Terms and Conditions May Apply

This may be a bit of a shorter post this week as I work through the fact that I cannot sit for a long time right now (chronic pain is fun, not) and typing laying down or standing up is hurting other parts of my body. This week's post is about the terms that we use, which is a bit of a revisiting of some thought threads from before but with a new twist.

I was messaging back and forth with an awesome colleague at another institution and she noted how there are so many terms that seem interconnected and people use interchangeably and how that is really not great because it causes confusion and ultimately affects accessibility. I totally agreed, and what she was talking about goes a bit further than what I already discussed in my podcast episode about UDL and accessible pedagogy, but it was still something that made me think just how many of these terms float around and people may have completely different understandings of what they mean. She suggested some sort of Venn diagram to show how they are all interrelated and that motivated me to try to create one. I workshopped what I thought that diagram would look like in a workshop I did on campus this week for my departmental colleagues. I am still working on a final version of this and it will certainly become part of the book on accessible pedagogy that I am writing. Regardless of when I do bring these out I will a thousand percent credit the conversation I had with JJ (you should follow her, she rocks) as the spark for this diagraming work, because that is how you uphold and acknowledge the knowledge and lived experience of community.

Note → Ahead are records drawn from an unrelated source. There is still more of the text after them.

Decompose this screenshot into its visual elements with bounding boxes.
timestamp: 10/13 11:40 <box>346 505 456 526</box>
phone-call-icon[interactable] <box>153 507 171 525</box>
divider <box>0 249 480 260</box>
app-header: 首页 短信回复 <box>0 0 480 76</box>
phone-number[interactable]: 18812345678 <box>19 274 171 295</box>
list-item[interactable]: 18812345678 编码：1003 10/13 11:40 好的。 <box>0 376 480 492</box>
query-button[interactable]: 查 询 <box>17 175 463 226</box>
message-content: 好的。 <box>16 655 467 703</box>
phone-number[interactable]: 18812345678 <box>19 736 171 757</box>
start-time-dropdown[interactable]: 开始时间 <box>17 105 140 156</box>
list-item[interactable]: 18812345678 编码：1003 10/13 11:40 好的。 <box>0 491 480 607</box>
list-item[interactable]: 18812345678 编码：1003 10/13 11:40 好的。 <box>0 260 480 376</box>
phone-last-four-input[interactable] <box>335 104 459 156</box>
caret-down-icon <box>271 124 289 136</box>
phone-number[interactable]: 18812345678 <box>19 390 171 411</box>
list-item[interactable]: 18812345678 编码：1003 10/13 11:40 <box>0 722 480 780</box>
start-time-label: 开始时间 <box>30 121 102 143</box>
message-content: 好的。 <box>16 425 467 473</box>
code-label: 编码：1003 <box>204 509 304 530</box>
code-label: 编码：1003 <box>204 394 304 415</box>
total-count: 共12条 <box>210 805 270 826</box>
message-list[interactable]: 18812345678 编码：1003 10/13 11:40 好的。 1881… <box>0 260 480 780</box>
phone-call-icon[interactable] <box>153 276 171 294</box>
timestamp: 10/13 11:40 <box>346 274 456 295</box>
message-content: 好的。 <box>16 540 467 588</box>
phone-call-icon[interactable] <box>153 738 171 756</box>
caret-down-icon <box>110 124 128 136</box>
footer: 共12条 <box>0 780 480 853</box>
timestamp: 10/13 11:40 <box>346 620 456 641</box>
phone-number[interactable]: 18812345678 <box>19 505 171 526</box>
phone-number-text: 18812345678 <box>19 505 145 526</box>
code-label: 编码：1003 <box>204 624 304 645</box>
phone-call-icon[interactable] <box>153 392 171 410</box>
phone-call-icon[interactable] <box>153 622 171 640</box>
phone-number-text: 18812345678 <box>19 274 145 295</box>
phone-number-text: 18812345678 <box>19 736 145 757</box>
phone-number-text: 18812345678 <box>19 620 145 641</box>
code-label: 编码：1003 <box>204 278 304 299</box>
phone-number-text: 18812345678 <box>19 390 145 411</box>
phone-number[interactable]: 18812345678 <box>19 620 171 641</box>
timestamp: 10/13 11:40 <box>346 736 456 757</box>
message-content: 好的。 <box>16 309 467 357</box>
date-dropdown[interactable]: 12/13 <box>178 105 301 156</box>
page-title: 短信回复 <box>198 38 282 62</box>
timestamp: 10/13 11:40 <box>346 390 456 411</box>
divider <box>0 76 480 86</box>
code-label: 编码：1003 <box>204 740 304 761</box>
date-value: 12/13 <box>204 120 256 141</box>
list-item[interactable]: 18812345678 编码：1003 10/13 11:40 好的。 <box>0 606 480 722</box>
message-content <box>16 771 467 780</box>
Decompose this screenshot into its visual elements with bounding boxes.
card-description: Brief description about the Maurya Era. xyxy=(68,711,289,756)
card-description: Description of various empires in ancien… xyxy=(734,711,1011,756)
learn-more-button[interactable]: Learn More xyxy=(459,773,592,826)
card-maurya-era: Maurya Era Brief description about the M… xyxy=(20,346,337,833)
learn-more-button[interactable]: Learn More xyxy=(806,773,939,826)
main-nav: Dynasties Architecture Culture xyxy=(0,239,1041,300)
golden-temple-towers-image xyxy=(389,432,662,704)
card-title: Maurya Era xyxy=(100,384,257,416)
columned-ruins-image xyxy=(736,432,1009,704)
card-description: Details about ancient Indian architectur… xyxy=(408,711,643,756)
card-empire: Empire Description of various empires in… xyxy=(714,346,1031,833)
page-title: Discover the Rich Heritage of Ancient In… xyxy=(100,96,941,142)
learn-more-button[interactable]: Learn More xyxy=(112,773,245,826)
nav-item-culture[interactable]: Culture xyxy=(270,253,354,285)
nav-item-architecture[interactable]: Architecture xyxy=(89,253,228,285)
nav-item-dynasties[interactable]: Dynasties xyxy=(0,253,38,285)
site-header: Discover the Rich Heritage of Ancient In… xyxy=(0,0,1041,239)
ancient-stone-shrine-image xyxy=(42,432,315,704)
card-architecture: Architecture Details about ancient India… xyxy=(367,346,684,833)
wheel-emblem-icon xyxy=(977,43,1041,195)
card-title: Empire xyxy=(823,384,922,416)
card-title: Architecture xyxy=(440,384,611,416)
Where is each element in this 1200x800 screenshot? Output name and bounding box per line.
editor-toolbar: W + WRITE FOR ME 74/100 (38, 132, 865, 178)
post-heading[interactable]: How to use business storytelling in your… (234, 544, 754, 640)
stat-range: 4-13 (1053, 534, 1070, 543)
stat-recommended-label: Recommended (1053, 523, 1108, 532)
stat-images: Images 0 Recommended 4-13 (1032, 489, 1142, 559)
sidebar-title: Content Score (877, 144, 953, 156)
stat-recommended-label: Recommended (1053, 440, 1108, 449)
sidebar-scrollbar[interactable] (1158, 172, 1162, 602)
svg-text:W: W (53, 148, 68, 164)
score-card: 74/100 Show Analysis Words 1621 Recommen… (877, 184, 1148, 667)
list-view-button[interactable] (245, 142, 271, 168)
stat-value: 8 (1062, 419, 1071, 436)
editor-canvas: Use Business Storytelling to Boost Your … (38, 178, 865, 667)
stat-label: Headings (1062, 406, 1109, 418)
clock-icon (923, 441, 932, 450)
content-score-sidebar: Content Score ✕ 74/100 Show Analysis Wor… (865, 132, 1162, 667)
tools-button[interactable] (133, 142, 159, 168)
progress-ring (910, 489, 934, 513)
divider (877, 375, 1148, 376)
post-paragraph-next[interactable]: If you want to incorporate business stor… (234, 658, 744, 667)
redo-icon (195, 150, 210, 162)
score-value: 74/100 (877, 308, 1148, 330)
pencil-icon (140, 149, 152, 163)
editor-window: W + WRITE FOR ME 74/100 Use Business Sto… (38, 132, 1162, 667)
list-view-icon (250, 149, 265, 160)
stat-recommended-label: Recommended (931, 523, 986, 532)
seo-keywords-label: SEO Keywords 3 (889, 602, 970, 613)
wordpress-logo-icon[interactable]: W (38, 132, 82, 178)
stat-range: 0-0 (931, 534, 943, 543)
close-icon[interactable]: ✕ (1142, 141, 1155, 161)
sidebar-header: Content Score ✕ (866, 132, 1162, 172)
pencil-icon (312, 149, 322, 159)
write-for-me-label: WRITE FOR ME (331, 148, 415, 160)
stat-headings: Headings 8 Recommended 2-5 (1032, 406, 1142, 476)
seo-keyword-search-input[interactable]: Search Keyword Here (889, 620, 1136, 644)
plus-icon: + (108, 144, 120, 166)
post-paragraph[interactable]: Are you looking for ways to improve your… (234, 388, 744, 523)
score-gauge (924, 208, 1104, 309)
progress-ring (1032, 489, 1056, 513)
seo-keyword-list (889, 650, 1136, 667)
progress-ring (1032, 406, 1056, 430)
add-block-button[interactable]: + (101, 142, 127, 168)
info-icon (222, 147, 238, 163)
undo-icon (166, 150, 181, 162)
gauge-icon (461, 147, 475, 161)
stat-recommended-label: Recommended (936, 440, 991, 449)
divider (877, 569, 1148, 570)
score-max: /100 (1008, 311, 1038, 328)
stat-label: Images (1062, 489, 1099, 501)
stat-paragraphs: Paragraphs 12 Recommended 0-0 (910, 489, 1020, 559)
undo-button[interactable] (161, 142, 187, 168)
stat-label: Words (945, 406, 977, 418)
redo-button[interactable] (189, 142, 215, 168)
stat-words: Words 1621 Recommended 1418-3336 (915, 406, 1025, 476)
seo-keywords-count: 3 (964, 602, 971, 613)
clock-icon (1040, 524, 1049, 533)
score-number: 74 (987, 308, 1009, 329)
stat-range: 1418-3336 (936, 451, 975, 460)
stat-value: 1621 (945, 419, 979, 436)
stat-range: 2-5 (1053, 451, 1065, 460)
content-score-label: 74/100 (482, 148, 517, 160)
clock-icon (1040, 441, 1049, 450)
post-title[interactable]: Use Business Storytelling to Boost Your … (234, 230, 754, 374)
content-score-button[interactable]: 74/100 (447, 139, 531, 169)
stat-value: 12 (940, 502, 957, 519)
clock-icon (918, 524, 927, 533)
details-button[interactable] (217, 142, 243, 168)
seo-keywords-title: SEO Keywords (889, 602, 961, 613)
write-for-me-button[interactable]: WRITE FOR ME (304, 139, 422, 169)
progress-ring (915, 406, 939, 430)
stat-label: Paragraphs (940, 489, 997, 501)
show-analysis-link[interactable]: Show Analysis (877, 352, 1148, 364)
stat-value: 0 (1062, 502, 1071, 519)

The other part of acknowledging the source of ideas of ideas, and sparks for further research is that is helps create a lineage of thought, and demonstrates how that lineage is in fact often not linear at all and that our different conversations, communities, and ideas intersect in interesting ways to push advocacy, policy, theory, and praxis further. Why this is really important is that it can prevent people from thinking that they were the one who invented a very common concept or term just because they were not in those circles or communities who have used that concept or term for a very long time. This happens a lot, in fact it seems to be happening more and more, especially in academe, but also in different design spaces where companies and designers take disabled creators or disabled community thoughts and pass them off as their unique innovation. Sometimes people pick up these ideas from things they see on social media, blogs, podcasts, and then continue it as their unique contribution knowing full well it isn't and the more social and cultural capital that person has in particular spaces the easier it is to erase the real innovator. 

Sometimes that person doesn't remember that they picked it up from a social media post, a podcast, a blog, and continues on like it is their concept. Sometimes people will call them on that and say, hey this is something so and so has been talking about for years, or hey this is a really common framing in disability community, or in educational practice, it isn't new, nor is it necessarily yours. And the way that person reacts to that information is the important part here. Some will gracefully acknowledge that yes this may be something they read, and kindly link to the work of the other people they were informed by and forgot. OR they can block and deny the people bringing this up because they know it will have a direct effect on their status within a particular space and would rather erase others than acknowledge learning from them.

So my question is, especially for those who teach and interact with students on a regular basis, what kind of ethics does that demonstrate to learners if your reaction is to not acknowledge other's work instead of sharing where that information came from? We can't simultaneously talk about academic integrity and citation practices, and artificial intelligence sky is falling when it comes to sourcing research, and then also just fail to acknowledge where our own work is inspired from because it may benefit some in specific ways, in specific circles.

The terms we use come from somewhere, that is why I am a big fan of etymology. Where did the word come from, what is the source? I am always trying to be aware of where my terms come from and the context of those terms, because as educational developers, instructional designers, and accessibility folk know and have written about for decades, context is a thing. That is why I own this t-shirt (Scott has great products you should check his website out, and no he is not paying me to say that, I just have a lot of his stuff lol).  So this week can we think about how terms and conditions may apply, and be more open to the conversations when folk remind you of where something comes from?